Anfang der siebziger Jahre dringen in der englischsprachigen Welt eigentümliche Berichte an eine verwunderte Öffentlichkeit: Zunächst nur wenige, dann Hunderte und schließlich Tausende von Menschen behaupten, sie seien des nachts auf einsamer Landstraße oder sogar aus ihrem Schlafzimmer heraus gekidnapped und zum Opfer grauenvoller Experimente gemacht worden. Die Täter: außerirdische Eindringlinge - technisch weit überlegen, dabei aber erschreckend skrupellos.
Michael Schetsche beschreibt in seinem Ausatz das Phänomen der Entführungserzählungen sowie verschiedene wissenschaftliche Erklärungsansätze und erwägt deren Erklärungskraft. Er geht speziell auf das sogenannte "False Memory Syndrome" ein, also auf die Annahme "falscher" Wiedererinnerungen, die durch Regressionshypnose im Kontext von therapeutischen Sitzungen zutage treten. Doch auch diese, auf iatrogene Prozesse abstellende Erklärung hat Defizite hinsichtlich des kollektiven Status des Phänomens. Diese legen eine nähere Untersuchung der fiktionalen und dokumentarischen Medienformate nahe, in denen die Entführungserzählung verbreitet wird.
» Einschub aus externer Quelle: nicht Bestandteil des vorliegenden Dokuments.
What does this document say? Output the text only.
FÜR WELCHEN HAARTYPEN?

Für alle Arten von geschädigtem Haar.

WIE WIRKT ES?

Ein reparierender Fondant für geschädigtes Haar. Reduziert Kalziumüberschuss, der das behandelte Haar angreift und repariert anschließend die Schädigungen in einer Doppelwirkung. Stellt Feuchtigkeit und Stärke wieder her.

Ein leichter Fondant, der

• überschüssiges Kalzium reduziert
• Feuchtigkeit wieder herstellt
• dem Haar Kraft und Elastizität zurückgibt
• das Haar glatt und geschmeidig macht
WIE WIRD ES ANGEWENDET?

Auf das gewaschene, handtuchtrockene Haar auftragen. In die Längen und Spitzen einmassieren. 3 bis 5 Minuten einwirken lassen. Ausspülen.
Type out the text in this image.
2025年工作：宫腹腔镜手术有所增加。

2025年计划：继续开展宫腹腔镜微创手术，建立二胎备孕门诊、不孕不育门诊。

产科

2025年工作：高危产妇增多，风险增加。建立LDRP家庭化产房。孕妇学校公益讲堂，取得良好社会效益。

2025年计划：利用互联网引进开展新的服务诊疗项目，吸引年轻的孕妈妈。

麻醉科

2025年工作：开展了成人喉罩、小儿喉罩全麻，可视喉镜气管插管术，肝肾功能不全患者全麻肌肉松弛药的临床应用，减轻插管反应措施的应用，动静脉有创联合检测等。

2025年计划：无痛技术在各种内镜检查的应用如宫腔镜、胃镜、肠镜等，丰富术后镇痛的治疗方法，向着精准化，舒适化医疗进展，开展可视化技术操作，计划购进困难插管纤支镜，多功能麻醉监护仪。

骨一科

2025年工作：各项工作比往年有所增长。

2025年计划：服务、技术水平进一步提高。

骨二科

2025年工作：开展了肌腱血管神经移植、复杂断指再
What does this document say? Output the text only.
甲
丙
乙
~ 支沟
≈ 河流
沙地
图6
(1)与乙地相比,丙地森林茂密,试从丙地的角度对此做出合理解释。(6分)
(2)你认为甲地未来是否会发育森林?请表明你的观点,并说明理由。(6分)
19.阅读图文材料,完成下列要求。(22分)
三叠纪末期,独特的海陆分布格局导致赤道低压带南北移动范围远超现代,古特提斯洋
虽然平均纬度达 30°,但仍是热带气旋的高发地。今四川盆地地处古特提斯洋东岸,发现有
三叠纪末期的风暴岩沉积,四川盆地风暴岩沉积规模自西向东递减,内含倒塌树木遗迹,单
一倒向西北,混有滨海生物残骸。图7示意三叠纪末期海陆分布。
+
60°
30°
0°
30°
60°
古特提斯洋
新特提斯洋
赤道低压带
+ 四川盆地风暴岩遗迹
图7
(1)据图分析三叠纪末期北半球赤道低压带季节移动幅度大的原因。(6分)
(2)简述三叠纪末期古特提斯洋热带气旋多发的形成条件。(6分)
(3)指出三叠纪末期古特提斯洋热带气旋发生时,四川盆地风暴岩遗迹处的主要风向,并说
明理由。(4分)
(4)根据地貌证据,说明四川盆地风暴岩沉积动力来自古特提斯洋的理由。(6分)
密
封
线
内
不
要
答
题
In Ergänzung der These vom iatrogenen Ursprung der Entführungserinnerungen durch medienwissenschaftliche Befunde stellt er ein neues, multifaktorielles Erklärungsmodell vor, in dem 'Entführungen durch Außerirdische' als gleichermaßen individuelles wie kollektives, fiktives wie reales Phantom-Phänomen bestimmt werden.
Der Aufsatz beruht auf einem bisher noch unveröffentlichten Manuskriptes eines Vortrags, den Michael Schetsche im Herbst 2003 auf der Tagung der Wissenschaftlichen Gesellschaft zur Förderung der Parapsychologie e.V. (WGFP) in Offenburg gehalten hat.